We are just now tapping on the spatial dimension of wireless channels; up to now we have just used frequency, time, and polarization for orthogonality. Spatial processing allows theoretically unlimited (bounded by computation, solved by Moore) channel capacity. At the same time, we are beginning to use the available channel resources more efficiently with cognitive radios, which allows much better spectrum utilization. Today, with statically allocated spectrum use, I'd guess that less than 10% of allocated spectrum and time is in active use at any time.


My first thought before even reading the article was: http://www.bufferbloat.net/

Good to see someone else commented about it.


Nice article. The collision avoidance algorithm explanation is very simple, but overall the post is interesting.


Why can't we create more open spectrum?


because that would require your local government to give up the huge buckets of cash they get for licencing it.

£1bn expectation: http://www.mobilebroadband.net/news/2012-spectrum-auction-pr...

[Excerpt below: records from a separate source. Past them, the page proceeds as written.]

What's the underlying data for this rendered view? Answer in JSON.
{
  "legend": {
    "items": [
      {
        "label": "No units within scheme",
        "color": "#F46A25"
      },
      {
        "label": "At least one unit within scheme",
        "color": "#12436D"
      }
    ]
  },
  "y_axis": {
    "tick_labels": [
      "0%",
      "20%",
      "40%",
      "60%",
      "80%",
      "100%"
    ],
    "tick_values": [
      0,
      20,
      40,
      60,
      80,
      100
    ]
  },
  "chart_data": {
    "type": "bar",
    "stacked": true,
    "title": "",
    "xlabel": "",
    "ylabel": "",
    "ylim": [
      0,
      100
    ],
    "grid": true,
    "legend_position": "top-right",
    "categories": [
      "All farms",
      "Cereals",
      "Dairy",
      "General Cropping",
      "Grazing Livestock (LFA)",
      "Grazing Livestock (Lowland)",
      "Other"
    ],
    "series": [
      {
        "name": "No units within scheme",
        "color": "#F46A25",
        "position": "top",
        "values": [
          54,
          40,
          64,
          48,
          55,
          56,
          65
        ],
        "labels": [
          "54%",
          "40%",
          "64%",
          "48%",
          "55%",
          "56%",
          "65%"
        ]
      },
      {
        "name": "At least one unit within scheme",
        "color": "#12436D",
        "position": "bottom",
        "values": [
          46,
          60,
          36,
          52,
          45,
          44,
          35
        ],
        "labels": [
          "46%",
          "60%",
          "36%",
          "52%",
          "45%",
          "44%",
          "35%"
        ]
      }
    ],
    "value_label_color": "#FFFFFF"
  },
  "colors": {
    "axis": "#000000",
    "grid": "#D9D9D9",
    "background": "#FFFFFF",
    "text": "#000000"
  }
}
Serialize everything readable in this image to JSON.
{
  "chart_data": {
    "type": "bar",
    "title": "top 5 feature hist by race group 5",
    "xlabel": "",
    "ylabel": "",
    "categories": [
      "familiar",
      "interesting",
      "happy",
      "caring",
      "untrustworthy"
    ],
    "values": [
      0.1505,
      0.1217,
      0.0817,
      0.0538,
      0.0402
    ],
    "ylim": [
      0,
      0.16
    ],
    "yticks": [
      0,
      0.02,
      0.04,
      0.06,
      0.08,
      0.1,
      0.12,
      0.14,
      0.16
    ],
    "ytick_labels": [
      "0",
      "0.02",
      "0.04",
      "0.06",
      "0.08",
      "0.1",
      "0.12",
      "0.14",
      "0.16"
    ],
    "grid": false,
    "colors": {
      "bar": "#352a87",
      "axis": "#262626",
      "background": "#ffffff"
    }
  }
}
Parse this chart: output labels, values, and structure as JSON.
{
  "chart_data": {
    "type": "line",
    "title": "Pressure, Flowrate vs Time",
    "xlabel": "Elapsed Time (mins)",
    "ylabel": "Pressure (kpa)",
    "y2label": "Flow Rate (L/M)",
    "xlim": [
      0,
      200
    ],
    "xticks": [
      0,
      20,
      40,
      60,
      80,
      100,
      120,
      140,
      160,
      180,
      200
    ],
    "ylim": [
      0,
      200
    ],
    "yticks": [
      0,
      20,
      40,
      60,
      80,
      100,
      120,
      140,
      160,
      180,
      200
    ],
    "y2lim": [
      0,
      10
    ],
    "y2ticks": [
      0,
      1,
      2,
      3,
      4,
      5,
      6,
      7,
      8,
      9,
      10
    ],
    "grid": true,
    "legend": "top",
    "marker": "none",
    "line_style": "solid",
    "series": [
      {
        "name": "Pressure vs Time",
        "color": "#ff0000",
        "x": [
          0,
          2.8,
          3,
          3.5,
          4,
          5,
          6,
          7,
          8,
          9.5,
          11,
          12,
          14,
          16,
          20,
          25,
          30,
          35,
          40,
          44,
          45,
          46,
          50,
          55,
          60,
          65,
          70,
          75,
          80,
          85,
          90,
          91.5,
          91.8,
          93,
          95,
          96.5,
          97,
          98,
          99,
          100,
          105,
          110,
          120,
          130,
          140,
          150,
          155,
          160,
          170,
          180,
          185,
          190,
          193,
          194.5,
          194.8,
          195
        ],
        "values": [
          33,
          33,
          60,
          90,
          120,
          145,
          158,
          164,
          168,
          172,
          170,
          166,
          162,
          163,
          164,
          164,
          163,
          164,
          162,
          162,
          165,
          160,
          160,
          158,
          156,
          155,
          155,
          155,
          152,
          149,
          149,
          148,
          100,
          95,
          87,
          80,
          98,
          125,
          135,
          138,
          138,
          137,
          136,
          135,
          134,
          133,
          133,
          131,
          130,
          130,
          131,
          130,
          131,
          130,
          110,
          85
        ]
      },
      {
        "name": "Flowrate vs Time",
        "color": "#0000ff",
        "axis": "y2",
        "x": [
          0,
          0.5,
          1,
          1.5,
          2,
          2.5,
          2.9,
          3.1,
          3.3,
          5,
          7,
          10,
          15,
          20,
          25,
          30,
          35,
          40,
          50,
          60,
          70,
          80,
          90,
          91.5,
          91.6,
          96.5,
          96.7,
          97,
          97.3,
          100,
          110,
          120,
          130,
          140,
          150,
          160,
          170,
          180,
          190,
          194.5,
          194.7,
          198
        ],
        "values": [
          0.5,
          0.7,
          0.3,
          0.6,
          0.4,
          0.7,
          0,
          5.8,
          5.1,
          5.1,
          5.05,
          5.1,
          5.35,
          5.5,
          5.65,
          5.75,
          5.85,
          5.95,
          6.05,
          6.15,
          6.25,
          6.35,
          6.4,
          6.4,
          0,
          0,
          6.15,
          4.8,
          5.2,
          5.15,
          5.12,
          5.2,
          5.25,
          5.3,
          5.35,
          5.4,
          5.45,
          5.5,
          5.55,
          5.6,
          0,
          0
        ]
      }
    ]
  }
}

£22.5bn for the UK 3G spectrum: http://webcache.googleusercontent.com/search?q=cache%3AMCpcS...


Would it be illegal to sell firmware that uses more spectrum and boosts wifi speeds?

I'm just wondering how hard it would be to jailbreak WiFi.


It would probably not be illegal to sell the firmware - but it would definitely be illegal to use it.


Just because something isn't open, and is less than perfect, doesn't necessarily mean the solution is to replace it with something open.


No, open spectrum in this case means that's its available for use by consumers (wifi, bluetooth) rather then just companies that get a license from the government (cell, radio)


The feds took over radio spectrum in the early days of spark gap transmitters for the "public good." It's just the way it is unless you want to fight the FCC at this point.

One of the major reasons all the consumer wireless devices suck is that only small slices of junk spectrum was given away to these unlicensed devices (ISM band). Additionally, the chaotic nature of open spectrum requires different contention protocols effect the efficiency and jitter characteristics of wireless networks. When you can't just call the feds to kick people off your band you have to "play nice" is possibly wasteful ways.

The original wifi protocol basically took carrier sense multiple access with collision detection (CSMA/CD) and turned it into collision avoidance (CSMA/CA). Instead of backing of after a collision (which we can't detect in wireless) we back off before every transmission - cutting throughput in half.


It's unfortunate there's no mention of using MIMO spatial correlation techniques to increase Performance.


check the end of the article


got to 3gpp.org and read up on how LTE works, many of these problems have been addressed.